TL;DR: is it OK in elixir to pass large (MBytes) binary strings through function parameters ? If not, what would be a clean way to transfer this binary to the end user in a Plug HTTP response ?
Context: My program reads binary data from storage using a NIF, in a format that Elixir does not know about. Basically, this binary string has to be delivered to the end user through HTTP request. It can get quite big (10s of MBytes) and it works in my demonstrator by passing the binary string through the return of the NIF function and then passed along to the caller function which would then send it to the client through Plug.Connection.send/2
case MSeed.NIF.stream_data(conn.assigns.datafiles) do
{:ok, msrecords} -> send_data(conn, msrecords)
end
And the send_data/2 function prepares the HTTP result (resp headers) and sends the content of msrecords, like:
Plug.Conn.send_resp(conn, 200, msrecords)

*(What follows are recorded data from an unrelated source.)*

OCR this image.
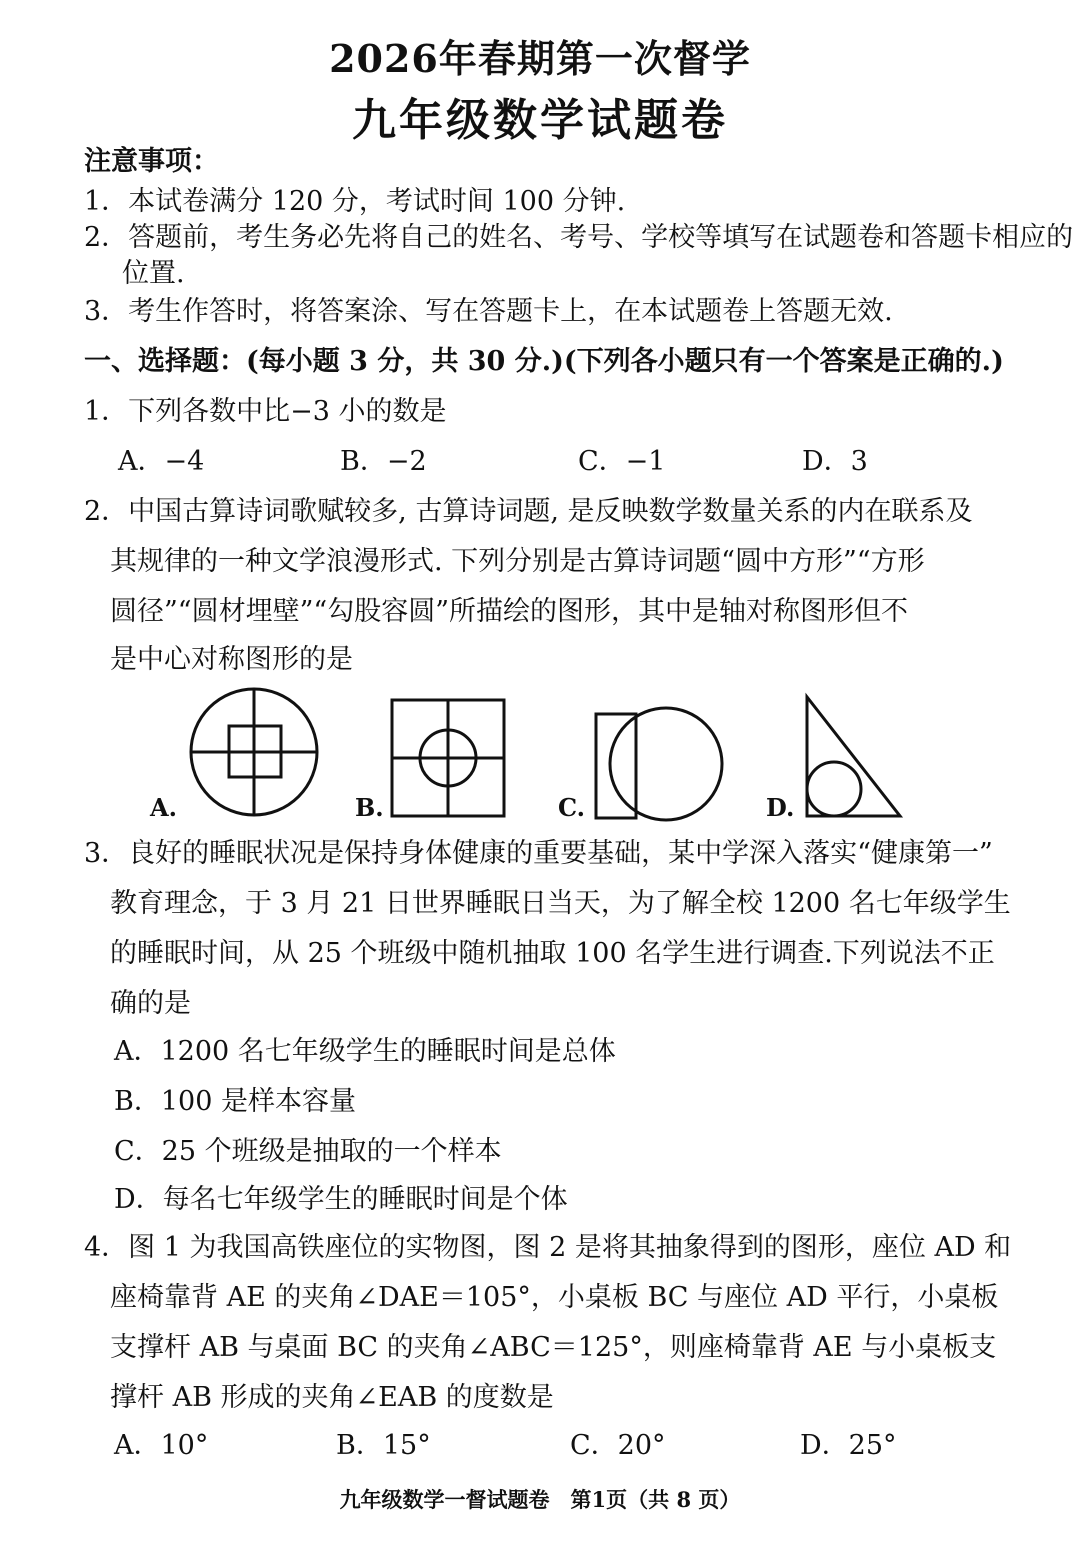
2026年春期第一次督学
九年级数学试题卷
注意事项：
1．本试卷满分 120 分，考试时间 100 分钟.
2．答题前，考生务必先将自己的姓名、考号、学校等填写在试题卷和答题卡相应的
位置.
3．考生作答时，将答案涂、写在答题卡上，在本试题卷上答题无效.
一、选择题：(每小题 3 分，共 30 分.)(下列各小题只有一个答案是正确的.)
1．下列各数中比−3 小的数是
A．−4	B．−2	C．−1	D．3
2．中国古算诗词歌赋较多, 古算诗词题, 是反映数学数量关系的内在联系及
其规律的一种文学浪漫形式. 下列分别是古算诗词题“圆中方形”“方形
圆径”“圆材埋壁”“勾股容圆”所描绘的图形，其中是轴对称图形但不
是中心对称图形的是
A.	B.	C.	D.
3．良好的睡眠状况是保持身体健康的重要基础，某中学深入落实“健康第一”
教育理念，于 3 月 21 日世界睡眠日当天，为了解全校 1200 名七年级学生
的睡眠时间，从 25 个班级中随机抽取 100 名学生进行调查.下列说法不正
确的是
A．1200 名七年级学生的睡眠时间是总体
B．100 是样本容量
C．25 个班级是抽取的一个样本
D．每名七年级学生的睡眠时间是个体
4．图 1 为我国高铁座位的实物图，图 2 是将其抽象得到的图形，座位 AD 和
座椅靠背 AE 的夹角∠DAE＝105°，小桌板 BC 与座位 AD 平行，小桌板
支撑杆 AB 与桌面 BC 的夹角∠ABC＝125°，则座椅靠背 AE 与小桌板支
撑杆 AB 形成的夹角∠EAB 的度数是
A．10°	B．15°	C．20°	D．25°
九年级数学一督试题卷　第1页（共 8 页）
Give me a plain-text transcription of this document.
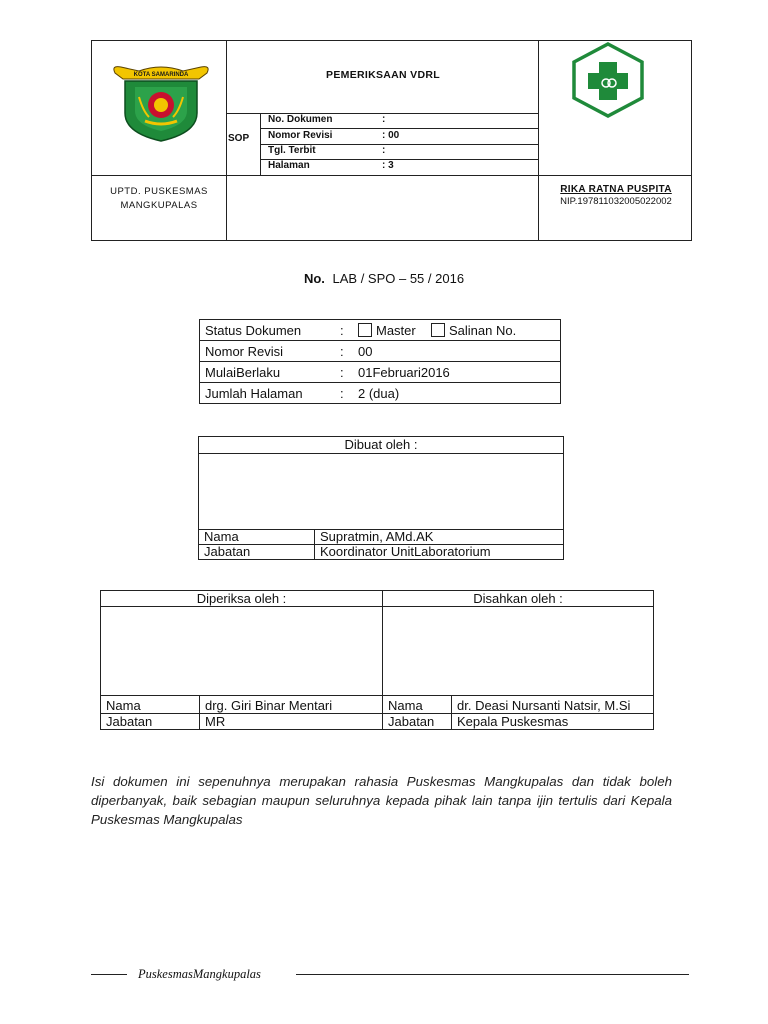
KOTA SAMARINDA	PEMERIKSAAN VDRL
SOP
No. Dokumen	:
Nomor Revisi	: 00
Tgl. Terbit	:
Halaman	: 3
UPTD. PUSKESMAS
MANGKUPALAS
RIKA RATNA PUSPITA
NIP.197811032005022002
No. LAB / SPO – 55 / 2016
Status Dokumen	:	Master Salinan No.
Nomor Revisi	:	00
MulaiBerlaku	:	01Februari2016
Jumlah Halaman	:	2 (dua)
Dibuat oleh :	

Nama	Supratmin, AMd.AK
Jabatan	Koordinator UnitLaboratorium
Diperiksa oleh :		Disahkan oleh :	

Nama	drg. Giri Binar Mentari	Nama	dr. Deasi Nursanti Natsir, M.Si
Jabatan	MR	Jabatan	Kepala Puskesmas
Isi dokumen ini sepenuhnya merupakan rahasia Puskesmas Mangkupalas dan tidak boleh diperbanyak, baik sebagian maupun seluruhnya kepada pihak lain tanpa ijin tertulis dari Kepala Puskesmas Mangkupalas
PuskesmasMangkupalas
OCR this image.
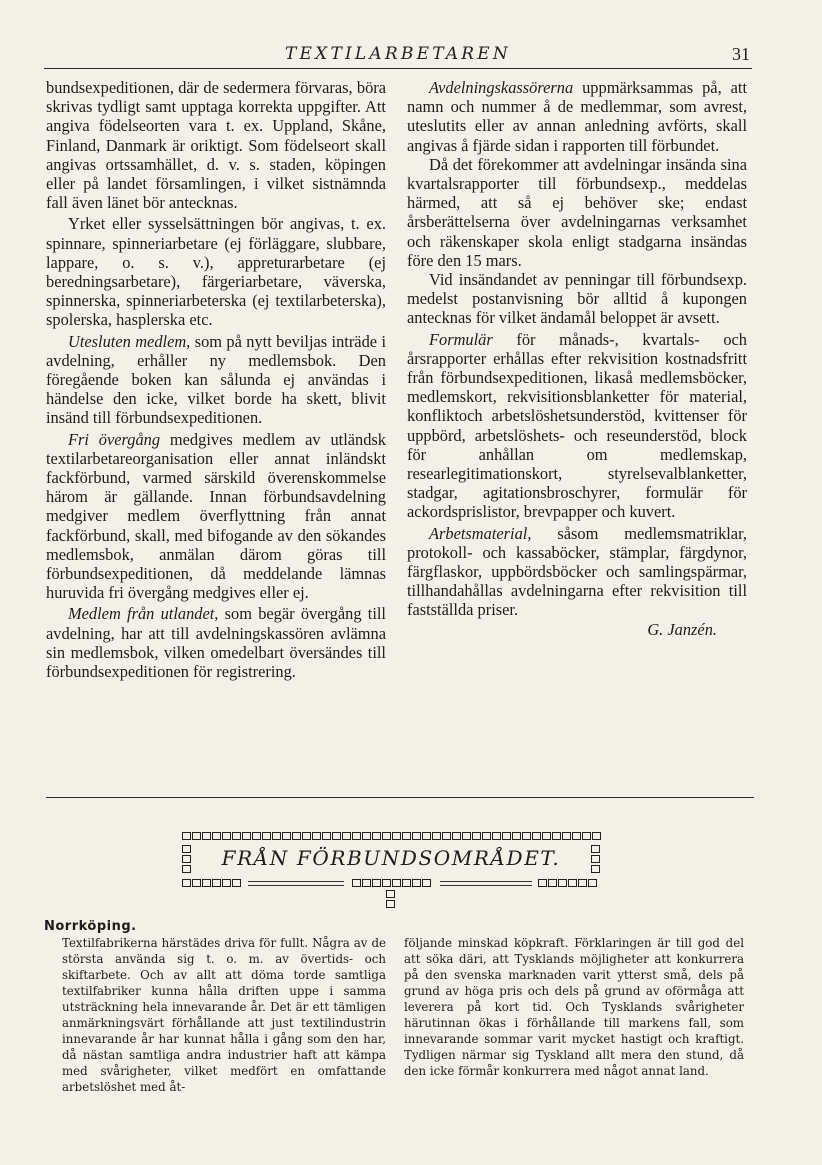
TEXTILARBETAREN	31

bundsexpeditionen, där de sedermera förvaras, böra skrivas tydligt samt upptaga korrekta uppgifter. Att angiva födelseorten vara t. ex. Uppland, Skåne, Finland, Danmark är oriktigt. Som födelseort skall angivas ortssamhället, d. v. s. staden, köpingen eller på landet församlingen, i vilket sistnämnda fall även länet bör antecknas.

Yrket eller sysselsättningen bör angivas, t. ex. spinnare, spinneriarbetare (ej förläggare, slubbare, lappare, o. s. v.), appreturarbetare (ej beredningsarbetare), färgeriarbetare, väverska, spinnerska, spinneriarbeterska (ej textilarbeterska), spolerska, hasplerska etc.

Utesluten medlem, som på nytt beviljas inträde i avdelning, erhåller ny medlemsbok. Den föregående boken kan sålunda ej användas i händelse den icke, vilket borde ha skett, blivit insänd till förbundsexpeditionen.

Fri övergång medgives medlem av utländsk textilarbetareorganisation eller annat inländskt fackförbund, varmed särskild överenskommelse härom är gällande. Innan förbundsavdelning medgiver medlem överflyttning från annat fackförbund, skall, med bifogande av den sökandes medlemsbok, anmälan därom göras till förbundsexpeditionen, då meddelande lämnas huruvida fri övergång medgives eller ej.

Medlem från utlandet, som begär övergång till avdelning, har att till avdelningskassören avlämna sin medlemsbok, vilken omedelbart översändes till förbundsexpeditionen för registrering.

Avdelningskassörerna uppmärksammas på, att namn och nummer å de medlemmar, som avrest, uteslutits eller av annan anledning avförts, skall angivas å fjärde sidan i rapporten till förbundet.

Då det förekommer att avdelningar insända sina kvartalsrapporter till förbundsexp., meddelas härmed, att så ej behöver ske; endast årsberättelserna över avdelningarnas verksamhet och räkenskaper skola enligt stadgarna insändas före den 15 mars.

Vid insändandet av penningar till förbundsexp. medelst postanvisning bör alltid å kupongen antecknas för vilket ändamål beloppet är avsett.

Formulär för månads-, kvartals- och årsrapporter erhållas efter rekvisition kostnadsfritt från förbundsexpeditionen, likaså medlemsböcker, medlemskort, rekvisitionsblanketter för material, konfliktoch arbetslöshetsunderstöd, kvittenser för uppbörd, arbetslöshets- och reseunderstöd, block för anhållan om medlemskap, researlegitimationskort, styrelsevalblanketter, stadgar, agitationsbroschyrer, formulär för ackordsprislistor, brevpapper och kuvert.

Arbetsmaterial, såsom medlemsmatriklar, protokoll- och kassaböcker, stämplar, färgdynor, färgflaskor, uppbördsböcker och samlingspärmar, tillhandahållas avdelningarna efter rekvisition till fastställda priser.

G. Janzén.

FRÅN FÖRBUNDSOMRÅDET.
Norrköping.

Textilfabrikerna härstädes driva för fullt. Några av de största använda sig t. o. m. av övertids- och skiftarbete. Och av allt att döma torde samtliga textilfabriker kunna hålla driften uppe i samma utsträckning hela innevarande år. Det är ett tämligen anmärkningsvärt förhållande att just textilindustrin innevarande år har kunnat hålla i gång som den har, då nästan samtliga andra industrier haft att kämpa med svårigheter, vilket medfört en omfattande arbetslöshet med åt-

följande minskad köpkraft. Förklaringen är till god del att söka däri, att Tysklands möjligheter att konkurrera på den svenska marknaden varit ytterst små, dels på grund av höga pris och dels på grund av oförmåga att leverera på kort tid. Och Tysklands svårigheter härutinnan ökas i förhållande till markens fall, som innevarande sommar varit mycket hastigt och kraftigt. Tydligen närmar sig Tyskland allt mera den stund, då den icke förmår konkurrera med något annat land.
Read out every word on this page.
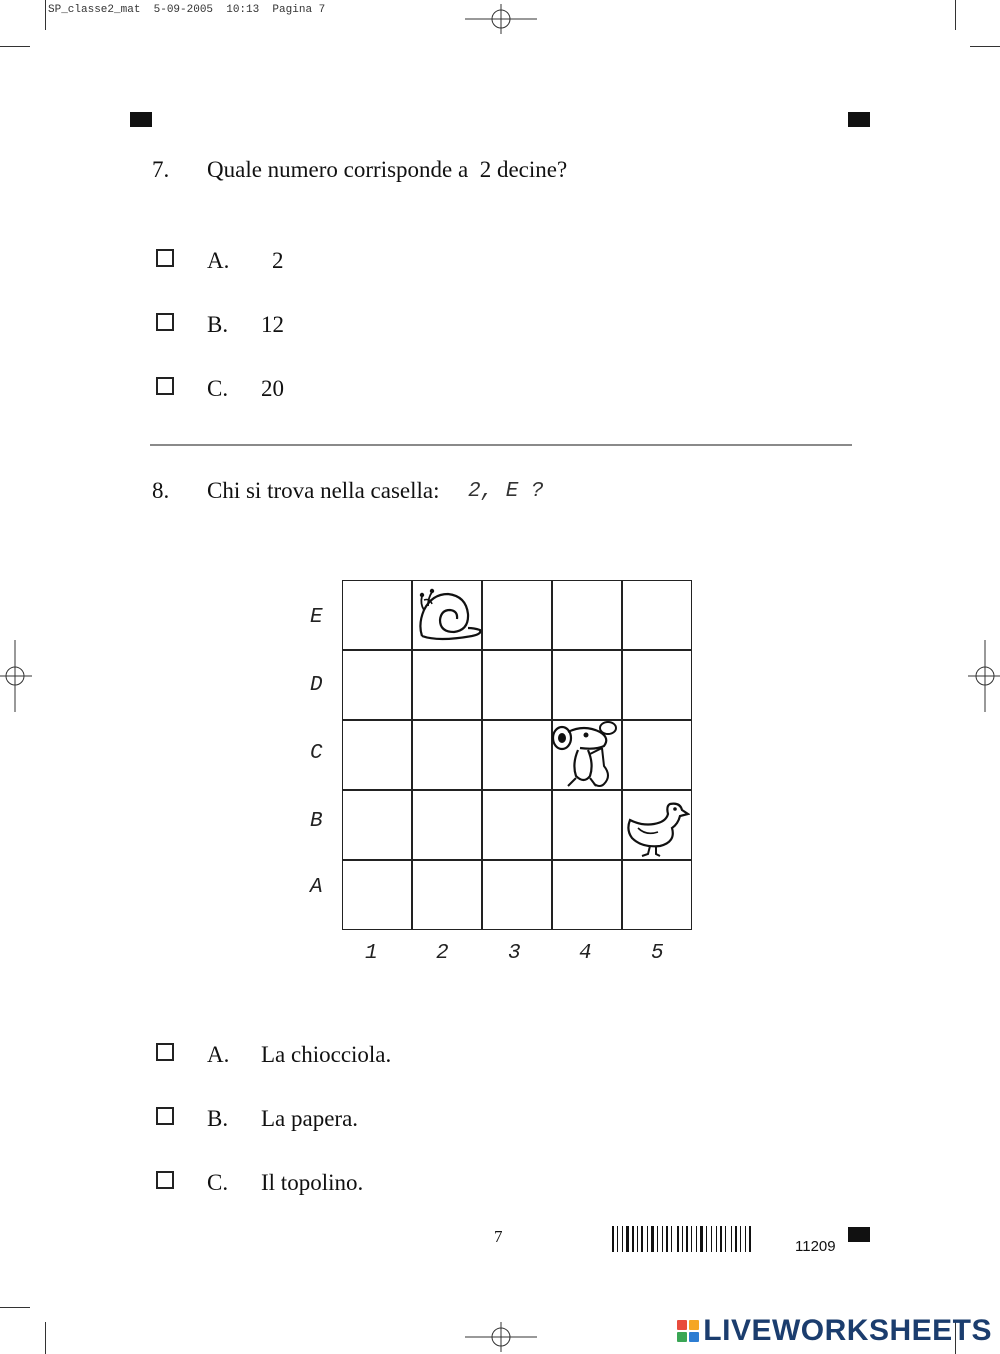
SP_classe2_mat  5-09-2005  10:13  Pagina 7
7. Quale numero corrisponde a  2 decine?
A. 2
B. 12
C. 20
8. Chi si trova nella casella: 2, E ?
E
D
C
B
A
1	2	3	4	5
A. La chiocciola.
B. La papera.
C. Il topolino.
7
11209
LIVEWORKSHEETS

What are the impacts of passing large data through function parameters ? Are there other better ways to do this ?
Large binaries (> 64 byte or so) are passed by reference. Small binaries by value.
Only exception, the small binarie is a substring of a large binarie, in that case a fat pointer is passed, hindering the original binary from garbage collection as long as the substring is “alive”, thats why many slicing operations have a :copy option.
The only “expensive” action is to send them over a network.
If we are talking about large nested data structures (maps + lists) then sending them across processes might already be expensive, as this involves a deep copy!
Binaries are the only datatype that exists on a “shared” heap.
Additionally, these shared references are refcounted by processes that have ever accessed them.
So it is safe and cheap to pass them through function parameters, and safe and cheap to send them between processes, but dangerous to handle them in long-running processes as the long-lived process will cause the reference to be held, filling up RAM with your large binary, which cannot be reclaimed without manual intervention. At least not until every process that has ever handled them has died. For a recent thread on this phenomenon with detection, remediation, and other tips check out Agent keeps large binary memory despite no state .
If the process reading from your NIF is short-lived, you will be fine; if it’s a GenServer you may want to spin up a worker process on demand to do the actual handling to prevent memory bloat. Phoenix uses short-lived processes per-request so that process boundary should be fine to handle large binaries.